As colleges continue to face enrollment declines and financial stress, many are turning to cutting less-popular majors. The humanities and social sciences face the greatest threat from the COVID-19 pandemic, but liberal arts have also struggled to compete with more STEM-focused degrees.
Physics, engineering, and fields with similar demographic profiles have also felt the pinch in the post-COVID-19 downturn.
English & Liberal Arts Majors Hit Hardest
According to The New Yorker, from 2012 to the pandemic's start, the number of English majors on campus at Arizona State University fell from nine hundred and fifty-three to five hundred and seventy-eight.
And over the past decade, the study of English and history at the collegiate level has fallen by a full third. Humanities enrollment in the United States has declined overall by 17%. Therefore, many small colleges are starting to eliminate English majors altogether.

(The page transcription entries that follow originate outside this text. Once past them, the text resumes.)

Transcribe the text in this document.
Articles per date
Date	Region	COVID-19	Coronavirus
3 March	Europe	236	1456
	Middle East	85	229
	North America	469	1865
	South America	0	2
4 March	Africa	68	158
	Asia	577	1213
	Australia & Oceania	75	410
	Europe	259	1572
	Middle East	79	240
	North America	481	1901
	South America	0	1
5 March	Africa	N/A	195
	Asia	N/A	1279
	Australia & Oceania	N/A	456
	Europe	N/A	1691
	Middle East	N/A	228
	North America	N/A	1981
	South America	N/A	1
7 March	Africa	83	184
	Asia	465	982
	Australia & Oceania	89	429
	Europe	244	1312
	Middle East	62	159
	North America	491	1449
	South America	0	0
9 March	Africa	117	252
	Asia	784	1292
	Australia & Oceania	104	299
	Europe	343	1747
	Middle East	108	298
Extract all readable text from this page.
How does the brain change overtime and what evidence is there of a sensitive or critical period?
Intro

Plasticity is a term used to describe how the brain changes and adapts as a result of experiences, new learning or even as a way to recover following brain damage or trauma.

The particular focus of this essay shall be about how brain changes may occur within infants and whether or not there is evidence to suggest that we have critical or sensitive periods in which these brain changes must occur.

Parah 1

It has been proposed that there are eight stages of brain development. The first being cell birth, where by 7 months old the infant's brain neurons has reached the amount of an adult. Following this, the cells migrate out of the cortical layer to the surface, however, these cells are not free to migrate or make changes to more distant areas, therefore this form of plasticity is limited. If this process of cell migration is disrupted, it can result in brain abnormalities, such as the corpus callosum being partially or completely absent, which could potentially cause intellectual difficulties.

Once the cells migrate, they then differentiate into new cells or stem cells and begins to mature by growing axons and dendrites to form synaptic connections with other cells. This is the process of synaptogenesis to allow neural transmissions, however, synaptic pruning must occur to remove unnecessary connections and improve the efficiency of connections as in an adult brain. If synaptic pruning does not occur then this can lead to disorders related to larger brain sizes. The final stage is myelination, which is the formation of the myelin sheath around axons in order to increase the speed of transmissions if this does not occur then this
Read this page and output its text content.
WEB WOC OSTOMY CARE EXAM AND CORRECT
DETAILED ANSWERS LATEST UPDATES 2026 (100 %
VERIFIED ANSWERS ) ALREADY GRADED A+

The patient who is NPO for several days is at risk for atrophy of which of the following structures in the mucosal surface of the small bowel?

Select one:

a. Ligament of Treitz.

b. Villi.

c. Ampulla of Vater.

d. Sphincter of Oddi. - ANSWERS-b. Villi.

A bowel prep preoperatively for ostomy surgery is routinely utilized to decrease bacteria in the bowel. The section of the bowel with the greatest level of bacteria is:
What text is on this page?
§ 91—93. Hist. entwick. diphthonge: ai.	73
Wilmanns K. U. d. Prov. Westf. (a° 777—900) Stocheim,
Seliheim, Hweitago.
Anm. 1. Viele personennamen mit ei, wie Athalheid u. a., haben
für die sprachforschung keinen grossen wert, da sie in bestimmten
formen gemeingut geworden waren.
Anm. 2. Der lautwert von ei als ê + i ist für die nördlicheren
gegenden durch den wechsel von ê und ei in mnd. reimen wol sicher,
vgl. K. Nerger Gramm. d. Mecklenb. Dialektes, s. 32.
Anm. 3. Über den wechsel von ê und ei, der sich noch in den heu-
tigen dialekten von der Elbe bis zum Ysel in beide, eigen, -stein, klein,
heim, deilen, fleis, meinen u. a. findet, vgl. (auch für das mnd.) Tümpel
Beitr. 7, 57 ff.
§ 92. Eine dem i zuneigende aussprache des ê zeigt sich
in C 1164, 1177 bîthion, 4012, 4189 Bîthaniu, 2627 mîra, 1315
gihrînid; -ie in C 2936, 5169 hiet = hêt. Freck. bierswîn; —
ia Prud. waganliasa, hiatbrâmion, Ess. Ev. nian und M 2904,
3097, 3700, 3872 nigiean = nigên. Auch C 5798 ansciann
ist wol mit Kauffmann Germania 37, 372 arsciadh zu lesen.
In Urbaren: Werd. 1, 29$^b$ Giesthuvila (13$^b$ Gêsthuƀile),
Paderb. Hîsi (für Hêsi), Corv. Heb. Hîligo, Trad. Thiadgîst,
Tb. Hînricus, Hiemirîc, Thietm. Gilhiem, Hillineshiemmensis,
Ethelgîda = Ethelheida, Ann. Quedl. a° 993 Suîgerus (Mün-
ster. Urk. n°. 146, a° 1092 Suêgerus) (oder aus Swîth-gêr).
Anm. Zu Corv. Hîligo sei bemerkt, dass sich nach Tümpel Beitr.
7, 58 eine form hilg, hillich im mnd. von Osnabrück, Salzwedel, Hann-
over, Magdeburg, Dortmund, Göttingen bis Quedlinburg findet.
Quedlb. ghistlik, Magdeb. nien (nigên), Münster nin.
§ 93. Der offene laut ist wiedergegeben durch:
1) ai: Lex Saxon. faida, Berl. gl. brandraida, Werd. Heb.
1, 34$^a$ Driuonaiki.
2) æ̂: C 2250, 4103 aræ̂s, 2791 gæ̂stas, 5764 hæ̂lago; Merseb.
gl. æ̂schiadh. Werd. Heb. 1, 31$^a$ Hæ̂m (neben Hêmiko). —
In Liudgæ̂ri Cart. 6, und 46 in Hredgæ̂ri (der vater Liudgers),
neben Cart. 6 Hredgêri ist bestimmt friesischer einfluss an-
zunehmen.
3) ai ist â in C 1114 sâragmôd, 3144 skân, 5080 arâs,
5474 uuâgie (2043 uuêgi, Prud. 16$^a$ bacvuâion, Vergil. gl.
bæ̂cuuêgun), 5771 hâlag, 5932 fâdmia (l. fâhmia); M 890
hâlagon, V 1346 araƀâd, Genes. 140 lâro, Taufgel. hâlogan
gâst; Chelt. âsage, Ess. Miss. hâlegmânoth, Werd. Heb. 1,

Last month, Lasell University eliminated five liberal arts majors, including history, modern languages, philosophy, and literature. This move led to four faculty and 12 staff position layoffs. Simmons University is also considering cutting five to seven liberal arts departments.
And just last week, administrators at West Virginia University announced the elimination of 32 (9%) of the majors, along with a wide-ranging reduction in faculty to address a $45 million budget shortfall. Some targeted majors include the fine arts schools and eight College of Arts and Science departments, including English, world languages, and women’s studies.
But English departments nationwide are also testing new approaches to win devotees, including adding courses that students find particularly appealing, such as creative writing and film.
And donors are also making major investments in this mission; the Modern Language Association recently received a $1.5 million Andrew W. Mellon Foundation grant for recruiting and retaining students into college humanities programs.
It’s Not Just Humanities & Liberal Arts Under Threat
Physics, a relatively expensive program to operate and a major that enrolls modest numbers of students, is one of many disciplines that has fallen under increasing pressure in recent years as colleges deal with decreased public funding, enrollment declines, and demographic shifts.
Notably, over half of physics departments are experiencing “some level of threat to their existence.”
And as tuition costs have far outpaced wage growth, many people aren’t sure college is worth it, even though STEM degrees are among the most profitable. And although physics is in STEM, it is not as clearly linked to a job as computer science or engineering.
Therefore, colleges must do a better job of clearly connecting physics to diverse and well-paying career paths. “Students need to know that the debt they take on during undergrad has a hope of being paid off in a reasonable timeframe and that it won’t lower their quality of life over a long time period,” said Ben Zwickl, associate professor of physics and astronomy at Rochester Institute of Technology.